Он свято верил в разумное устройство мира и походил на лабиринт, в котором ни на минуту невозможно сбиться с пути, ибо там не существует никаких ложных ходов или коварных поворотов. Он вполне соответствовал окружающим вещам, а они - ему, таким образом, Мир и Ректор жили в идеальном согласии. Будь Роббинс солдатом, он бы непременно удостоился медали "За примерное поведение" и чувствовал, что получил эту награду за свое личное примерное поведение, а также (даже сам того не желая), что эта медаль ставит его несколько выше товарища рядом, не получившего никакой. Он был в этом уверен.
Иногда, проснувшись рано утром, гуляя по Бентону или поднимаясь по лесенке на трамплин над плавательным бассейном, он говорил себе во внезапном приливе чистой, почти неимоверной радости: "Я - ректор Бентона!", - и в эти мгновения глаза его были даже не мальчишескими, а просто глазами ребенка.
7. Когда он впервые прочел "Великого Гэтсби" - а Роббинс относился к той разновидности ректоров, которые читали "Великого Гэтсби", - он ощутил пронизывающий трепет, отождествляя себя с Джеем Гэтсби. Время от времени он со слегка рассеянным видом цитировал эту книгу, поскольку тоже начинал с низов, из очень бедной среды, и до сих пор раз или два в год говорил и делал (или не говорил и не делал) вещи, от которых у вас округлялись глаза, прежде чем вы успевали совладать со своим изумлением. Однако, в конце концов, это изумление, должно быть, послужило ему уроком, и теперь он всегда старался вовремя заткнуть пальцем дырку в плотине, причем занимался этим столь усердно, что в результате возникла опасность полного исчезновения дырявых плотин, и тогда ректору пришлось бы перебраться в Голландию.
Однажды, во время традиционного объезда выпускниц в Южных Штатах с целью сбора средств, Роббинс, когда ему в номер подали завтрак, все-таки сболтнул какое-то неосторожное словечко. Это заставило мальчика-слугу вернуться на кухню и сказать поварихе, что ректор Роббинс - тут он выразился смущенно, будто дядюшка Том или тетушка Джемайма - по-видимому, не принадлежит к людям из общества. На что повариха снисходительно заметила, что он, ректор, всего лишь янки, а не джентльмен, и принялась энергично взбивать тесто для бисквитов.
Но кое в чем ректор Роббинс был прав: в определенном смысле он действительно походил на героя Фитцджеральда. Часть его личности была подобна Гэтсби - та, которую знал его банк, страховая компания и другие официальные учреждения, часть, которая была влюблена не в Дэзи* , но в банк - и это роднило ректора Роббинса с Гэтсби.

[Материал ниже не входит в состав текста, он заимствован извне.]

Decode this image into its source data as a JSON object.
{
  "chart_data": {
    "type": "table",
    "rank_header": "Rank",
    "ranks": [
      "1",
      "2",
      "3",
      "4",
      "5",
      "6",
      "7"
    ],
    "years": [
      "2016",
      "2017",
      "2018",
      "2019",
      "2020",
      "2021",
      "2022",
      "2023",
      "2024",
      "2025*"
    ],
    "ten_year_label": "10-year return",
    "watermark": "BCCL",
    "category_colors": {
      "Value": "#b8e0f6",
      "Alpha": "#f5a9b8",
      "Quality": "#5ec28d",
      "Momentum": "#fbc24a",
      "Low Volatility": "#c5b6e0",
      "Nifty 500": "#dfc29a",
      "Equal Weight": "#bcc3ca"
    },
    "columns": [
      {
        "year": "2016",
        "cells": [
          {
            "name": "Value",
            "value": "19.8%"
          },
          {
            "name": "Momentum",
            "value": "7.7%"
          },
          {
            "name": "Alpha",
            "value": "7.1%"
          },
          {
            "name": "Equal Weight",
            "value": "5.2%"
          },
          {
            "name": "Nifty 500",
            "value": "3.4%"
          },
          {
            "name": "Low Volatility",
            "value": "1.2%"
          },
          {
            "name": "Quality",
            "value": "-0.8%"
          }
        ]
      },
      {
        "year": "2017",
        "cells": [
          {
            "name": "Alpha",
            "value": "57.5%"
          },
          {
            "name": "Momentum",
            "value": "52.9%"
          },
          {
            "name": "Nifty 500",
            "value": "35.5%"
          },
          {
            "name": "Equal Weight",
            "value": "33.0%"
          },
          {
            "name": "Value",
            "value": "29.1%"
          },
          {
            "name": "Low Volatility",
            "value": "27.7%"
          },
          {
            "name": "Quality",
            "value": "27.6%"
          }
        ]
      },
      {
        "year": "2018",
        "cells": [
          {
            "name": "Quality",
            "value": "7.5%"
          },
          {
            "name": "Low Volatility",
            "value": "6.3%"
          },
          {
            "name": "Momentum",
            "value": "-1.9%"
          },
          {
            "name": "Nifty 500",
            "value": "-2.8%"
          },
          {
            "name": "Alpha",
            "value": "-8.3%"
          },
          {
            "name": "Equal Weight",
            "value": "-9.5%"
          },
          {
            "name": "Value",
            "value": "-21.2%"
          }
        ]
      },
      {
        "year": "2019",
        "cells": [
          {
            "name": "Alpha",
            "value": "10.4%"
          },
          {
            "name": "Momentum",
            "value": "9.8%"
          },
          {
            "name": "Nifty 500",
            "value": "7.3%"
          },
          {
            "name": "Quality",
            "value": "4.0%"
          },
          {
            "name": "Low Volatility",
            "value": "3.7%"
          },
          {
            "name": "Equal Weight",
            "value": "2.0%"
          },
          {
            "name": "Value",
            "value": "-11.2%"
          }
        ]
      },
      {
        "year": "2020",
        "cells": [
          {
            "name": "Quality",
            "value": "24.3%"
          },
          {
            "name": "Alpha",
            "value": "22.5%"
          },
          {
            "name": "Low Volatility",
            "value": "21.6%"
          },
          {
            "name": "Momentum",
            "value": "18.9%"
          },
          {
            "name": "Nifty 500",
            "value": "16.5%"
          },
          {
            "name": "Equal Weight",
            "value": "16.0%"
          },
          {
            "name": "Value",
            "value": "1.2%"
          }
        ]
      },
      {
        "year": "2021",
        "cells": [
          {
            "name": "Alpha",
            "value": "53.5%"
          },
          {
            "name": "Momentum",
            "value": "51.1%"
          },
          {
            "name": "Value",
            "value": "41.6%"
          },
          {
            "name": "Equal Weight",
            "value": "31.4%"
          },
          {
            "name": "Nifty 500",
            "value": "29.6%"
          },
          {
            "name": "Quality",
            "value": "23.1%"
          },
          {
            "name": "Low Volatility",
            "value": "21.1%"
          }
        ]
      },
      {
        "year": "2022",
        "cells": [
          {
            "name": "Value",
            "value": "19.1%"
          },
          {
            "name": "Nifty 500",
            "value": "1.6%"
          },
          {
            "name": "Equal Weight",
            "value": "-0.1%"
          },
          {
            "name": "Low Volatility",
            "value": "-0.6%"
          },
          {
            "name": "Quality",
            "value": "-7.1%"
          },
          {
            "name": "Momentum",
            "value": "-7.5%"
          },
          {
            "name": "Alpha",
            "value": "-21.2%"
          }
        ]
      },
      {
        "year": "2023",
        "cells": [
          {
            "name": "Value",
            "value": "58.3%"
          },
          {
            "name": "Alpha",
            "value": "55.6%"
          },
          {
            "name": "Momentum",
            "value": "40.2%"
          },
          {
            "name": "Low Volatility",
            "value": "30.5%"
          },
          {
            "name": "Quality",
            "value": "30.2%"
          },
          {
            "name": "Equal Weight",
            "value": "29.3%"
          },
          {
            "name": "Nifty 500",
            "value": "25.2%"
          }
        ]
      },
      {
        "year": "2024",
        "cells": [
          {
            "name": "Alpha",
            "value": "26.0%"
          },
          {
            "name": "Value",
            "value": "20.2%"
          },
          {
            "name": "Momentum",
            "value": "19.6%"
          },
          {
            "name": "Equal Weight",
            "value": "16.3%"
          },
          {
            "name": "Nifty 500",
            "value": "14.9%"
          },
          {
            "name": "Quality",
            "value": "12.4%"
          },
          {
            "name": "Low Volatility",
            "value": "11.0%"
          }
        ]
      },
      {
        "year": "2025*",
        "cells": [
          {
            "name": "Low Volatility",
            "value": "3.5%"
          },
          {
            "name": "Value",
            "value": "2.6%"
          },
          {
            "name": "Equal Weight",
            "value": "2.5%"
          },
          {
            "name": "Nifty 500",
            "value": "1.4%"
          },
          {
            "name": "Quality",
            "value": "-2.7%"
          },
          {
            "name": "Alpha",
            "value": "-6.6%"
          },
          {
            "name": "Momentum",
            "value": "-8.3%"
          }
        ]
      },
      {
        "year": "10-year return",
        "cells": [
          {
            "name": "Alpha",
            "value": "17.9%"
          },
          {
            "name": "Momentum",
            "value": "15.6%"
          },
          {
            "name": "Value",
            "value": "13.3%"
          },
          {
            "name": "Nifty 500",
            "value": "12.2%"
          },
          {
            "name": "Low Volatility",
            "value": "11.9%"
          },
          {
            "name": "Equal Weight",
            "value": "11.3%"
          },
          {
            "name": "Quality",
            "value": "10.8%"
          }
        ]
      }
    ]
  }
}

Наша планета несет на себе великое множество обычных пассажиров, а также небольшое число избранных. С первого взгляда трудно судить, что представляет собой человек сейчас, кем он был прежде или станет в будущем. Великий человек может отворить вам дверь в шлепанцах, лицо его будет напоминать морду добродушного или, напротив, злого, недовольного жизнью старого пса, и вы даже не заподозрите, что он лучше или достойнее вас; или, к примеру, вы встречаетесь со своим другом после пятнадцатилетней разлуки и присуждения ему Нобелевской премии - он располнел, выглядит весьма плачевно, и морщины у него на лбу прорезались на дюйм ближе к могиле, но для вас он все тот же старый друг, какого вы знали в юности. Эти люди не очень важные персоны. С другой стороны, Директор вашего банка, Президент (нет, не государства) сельскохозяйственного колледжа в составе Вайомингского университета и прочие лица, облеченные Властью, - все это весьма важные особы, отличные от простых смертных. Всего им отпущено в большей мере и даже говорят они более громко и отчетливо, чтобы голос их с лучезарных высот свободно доходил до нас, копошащихся внизу. Я бы сравнил их с духами, которым мир - этот медиум - задал столько же вопросов, сколько всем нам, однако в них, если можно так выразиться, больше "душевного материала", больше ego. Их окружает слишком много эктоплазмы: она покрывает стол и подползает к нам, любопытным спиритам, сидящим вокруг на жестких стульях с прямыми спинками, держа друг друга за руки в трепетном ожидании. И вот, мы отодвигаемся прочь от стола, а наша близость развеивается подобно сну: как если бы не было больше рода людского, а только отдельные люди.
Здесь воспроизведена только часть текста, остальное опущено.